= International Pentecostal Holiness Church (Africa) =

African-initiated church in South Africa

The International Pentecost Holiness Church (or IPHC) is the largest African-initiated church in South Africa. The church was founded in Meadowlands, Soweto, in 1962 by Frederick S Modise. The church's headquarters is now at Silo Ntlokgolo in Zuurbekom; visitors were encouraged to make a monthly pilgrimage to Silo.

== Infighting ==
When IPHC’s founder and leader, Frederick Samuel Modise, died on 21 September 1998, his only son, Glayton Modise, then took over leadership of the wealthy mega-church until his death on 9 February 2016. Glayton left an intestate will of about R400 million in luxury cars, properties, investments, and cash, and Michael Sandlana, reportedly Modise's son out of wedlock, took over the reins of the church and was appointed IPHC church leader.
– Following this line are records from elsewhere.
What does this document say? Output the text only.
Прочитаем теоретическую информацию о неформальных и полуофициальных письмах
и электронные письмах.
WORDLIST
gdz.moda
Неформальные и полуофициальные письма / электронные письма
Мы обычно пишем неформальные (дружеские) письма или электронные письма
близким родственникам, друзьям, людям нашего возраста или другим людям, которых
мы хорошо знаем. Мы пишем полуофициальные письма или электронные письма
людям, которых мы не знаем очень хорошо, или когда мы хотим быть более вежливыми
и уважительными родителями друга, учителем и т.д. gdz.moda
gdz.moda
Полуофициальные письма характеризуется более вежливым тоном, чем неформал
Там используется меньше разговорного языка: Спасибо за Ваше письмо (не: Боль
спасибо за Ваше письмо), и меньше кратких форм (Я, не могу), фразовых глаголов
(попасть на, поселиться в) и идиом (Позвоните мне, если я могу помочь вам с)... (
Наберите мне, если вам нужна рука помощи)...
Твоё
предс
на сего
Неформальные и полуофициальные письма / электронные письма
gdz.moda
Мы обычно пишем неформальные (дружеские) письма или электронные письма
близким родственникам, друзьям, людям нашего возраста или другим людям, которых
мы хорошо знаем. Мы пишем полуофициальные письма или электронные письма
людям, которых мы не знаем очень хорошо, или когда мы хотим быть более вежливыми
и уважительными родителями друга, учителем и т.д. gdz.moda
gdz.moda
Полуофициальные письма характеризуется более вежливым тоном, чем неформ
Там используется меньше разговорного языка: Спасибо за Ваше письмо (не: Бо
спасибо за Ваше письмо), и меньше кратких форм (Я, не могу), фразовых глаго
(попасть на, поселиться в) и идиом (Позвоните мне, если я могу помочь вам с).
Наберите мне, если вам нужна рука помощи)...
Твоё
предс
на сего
Glayton’s two sons, Tshepiso Modise and Leonard Modise, and others in the church have been battling it out for control of the church ever since then.

On 11 July 2020, five people died when faction church members attacked each other, prompting the Commission for the Promotion and Protection of the Rights of Cultural, Religious, and Linguistic Communities (CRL Rights Commission) to intervene. Police arrested more than 40 suspects on the day, including six people who were taken to hospital. Among those arrested were police officers, soldiers, metro police, and Correctional Services Department members. More than 34 firearms, including five rifles, 16 shotguns, and 13 pistols, were also seized.
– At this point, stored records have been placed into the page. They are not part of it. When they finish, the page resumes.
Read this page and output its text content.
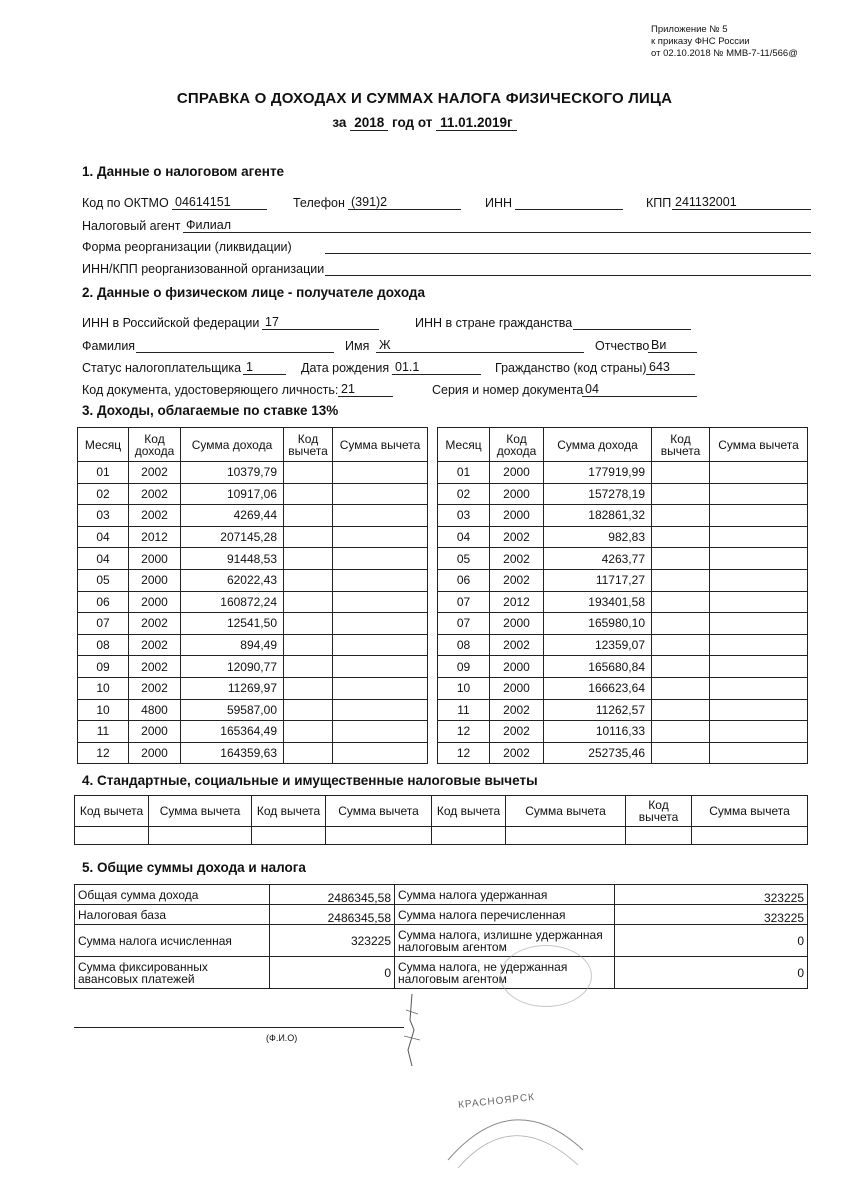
Приложение № 5
к приказу ФНС России
от 02.10.2018 № ММВ-7-11/566@
СПРАВКА О ДОХОДАХ И СУММАХ НАЛОГА ФИЗИЧЕСКОГО ЛИЦА
за 2018 год от 11.01.2019г
1. Данные о налоговом агенте
Код по ОКТМО 04614151	Телефон (391)2	ИНН	КПП 241132001
Налоговый агент Филиал
Форма реорганизации (ликвидации)
ИНН/КПП реорганизованной организации
2. Данные о физическом лице - получателе дохода
ИНН в Российской федерации 17	ИНН в стране гражданства
Фамилия	Имя Ж	Отчество Ви
Статус налогоплательщика 1	Дата рождения 01.1	Гражданство (код страны) 643
Код документа, удостоверяющего личность: 21	Серия и номер документа 04
3. Доходы, облагаемые по ставке 13%
Месяц	Код дохода	Сумма дохода	Код вычета	Сумма вычета
01	2002	10379,79		
02	2002	10917,06		
03	2002	4269,44		
04	2012	207145,28		
04	2000	91448,53		
05	2000	62022,43		
06	2000	160872,24		
07	2002	12541,50		
08	2002	894,49		
09	2002	12090,77		
10	2002	11269,97		
10	4800	59587,00		
11	2000	165364,49		
12	2000	164359,63		
Месяц	Код дохода	Сумма дохода	Код вычета	Сумма вычета
01	2000	177919,99		
02	2000	157278,19		
03	2000	182861,32		
04	2002	982,83		
05	2002	4263,77		
06	2002	11717,27		
07	2012	193401,58		
07	2000	165980,10		
08	2002	12359,07		
09	2000	165680,84		
10	2000	166623,64		
11	2002	11262,57		
12	2002	10116,33		
12	2002	252735,46		
4. Стандартные, социальные и имущественные налоговые вычеты
Код вычета	Сумма вычета	Код вычета	Сумма вычета	Код вычета	Сумма вычета	Код вычета	Сумма вычета

5. Общие суммы дохода и налога
Общая сумма дохода	2486345,58	Сумма налога удержанная	323225
Налоговая база	2486345,58	Сумма налога перечисленная	323225
Сумма налога исчисленная	323225	Сумма налога, излишне удержанная налоговым агентом	0
Сумма фиксированных авансовых платежей	0	Сумма налога, не удержанная налоговым агентом	0
(Ф.И.О)
КРАСНОЯРСК
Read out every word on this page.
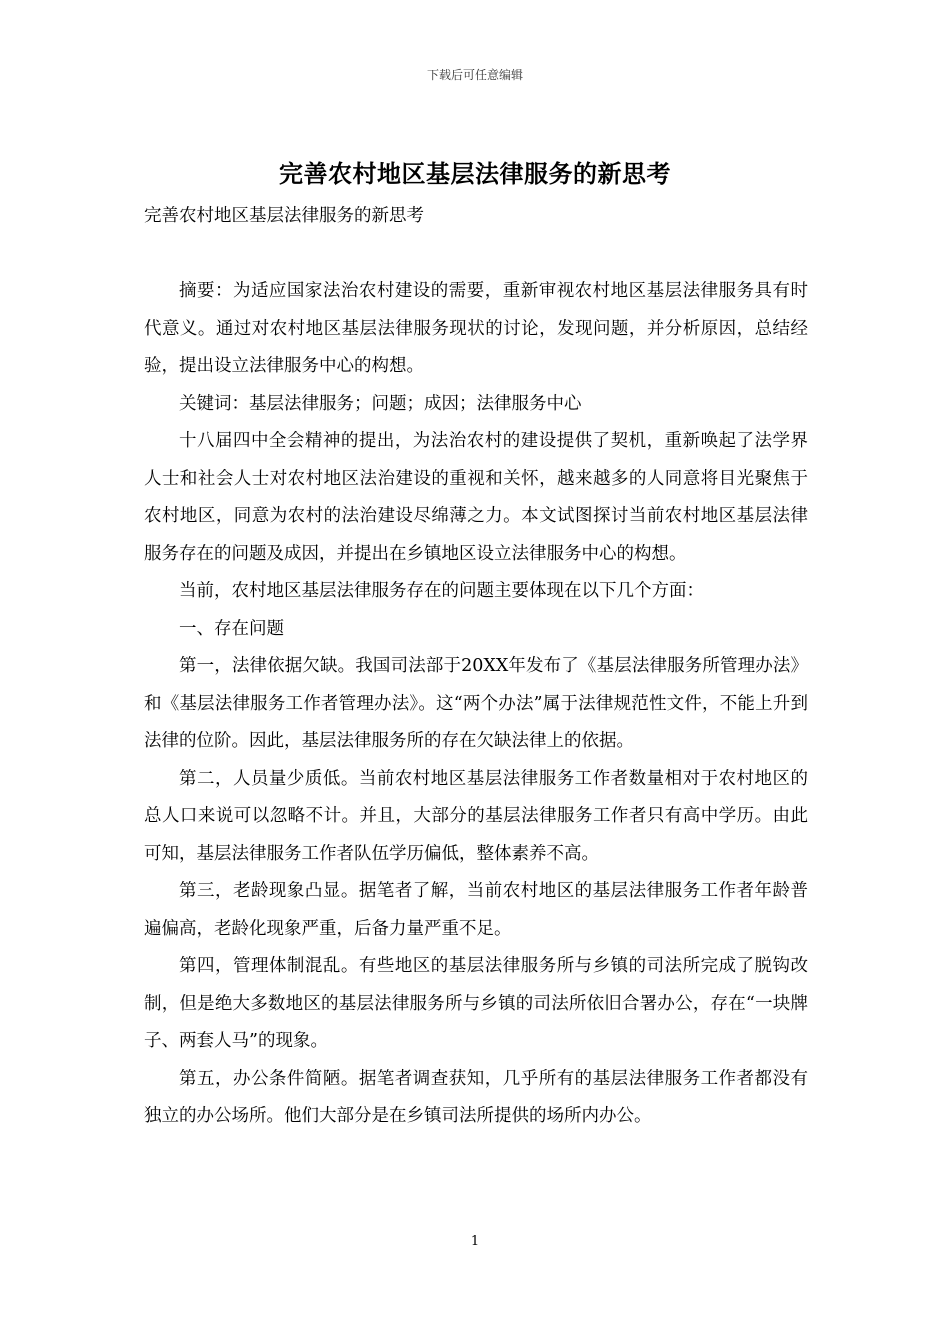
下载后可任意编辑
完善农村地区基层法律服务的新思考

完善农村地区基层法律服务的新思考

摘要：为适应国家法治农村建设的需要，重新审视农村地区基层法律服务具有时代意义。通过对农村地区基层法律服务现状的讨论，发现问题，并分析原因，总结经验，提出设立法律服务中心的构想。

关键词：基层法律服务；问题；成因；法律服务中心

十八届四中全会精神的提出，为法治农村的建设提供了契机，重新唤起了法学界人士和社会人士对农村地区法治建设的重视和关怀，越来越多的人同意将目光聚焦于农村地区，同意为农村的法治建设尽绵薄之力。本文试图探讨当前农村地区基层法律服务存在的问题及成因，并提出在乡镇地区设立法律服务中心的构想。

当前，农村地区基层法律服务存在的问题主要体现在以下几个方面：

一、存在问题

第一，法律依据欠缺。我国司法部于20XX年发布了《基层法律服务所管理办法》和《基层法律服务工作者管理办法》。这“两个办法”属于法律规范性文件，不能上升到法律的位阶。因此，基层法律服务所的存在欠缺法律上的依据。

第二，人员量少质低。当前农村地区基层法律服务工作者数量相对于农村地区的总人口来说可以忽略不计。并且，大部分的基层法律服务工作者只有高中学历。由此可知，基层法律服务工作者队伍学历偏低，整体素养不高。

第三，老龄现象凸显。据笔者了解，当前农村地区的基层法律服务工作者年龄普遍偏高，老龄化现象严重，后备力量严重不足。

第四，管理体制混乱。有些地区的基层法律服务所与乡镇的司法所完成了脱钩改制，但是绝大多数地区的基层法律服务所与乡镇的司法所依旧合署办公，存在“一块牌子、两套人马”的现象。

第五，办公条件简陋。据笔者调查获知，几乎所有的基层法律服务工作者都没有独立的办公场所。他们大部分是在乡镇司法所提供的场所内办公。

1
The commission found that four groups in the church are fighting for control of the assets and that the lack of a clear succession plan in the church is one of the main contributing factors of the conflict.

=== Arrests ===
In November 2025, Portia Phahlane, her son Kagiso, Vusi Ndala and Michael Sandlana, the leader of one faction of the International Pentecostal Holiness Church, appeared at the Pretoria specialized commercial crimes court on charges of corruption and money laundering. Portia Phahlane, the Pretoria High Court judge, was accused of accepting a bribe to make a favorable ruling in a long-standing church succession battle. According to the National Prosecuting Authority, between 2021 and 2022 payments amounting to about R2.4 million were allegedly made to Judge Phahlane.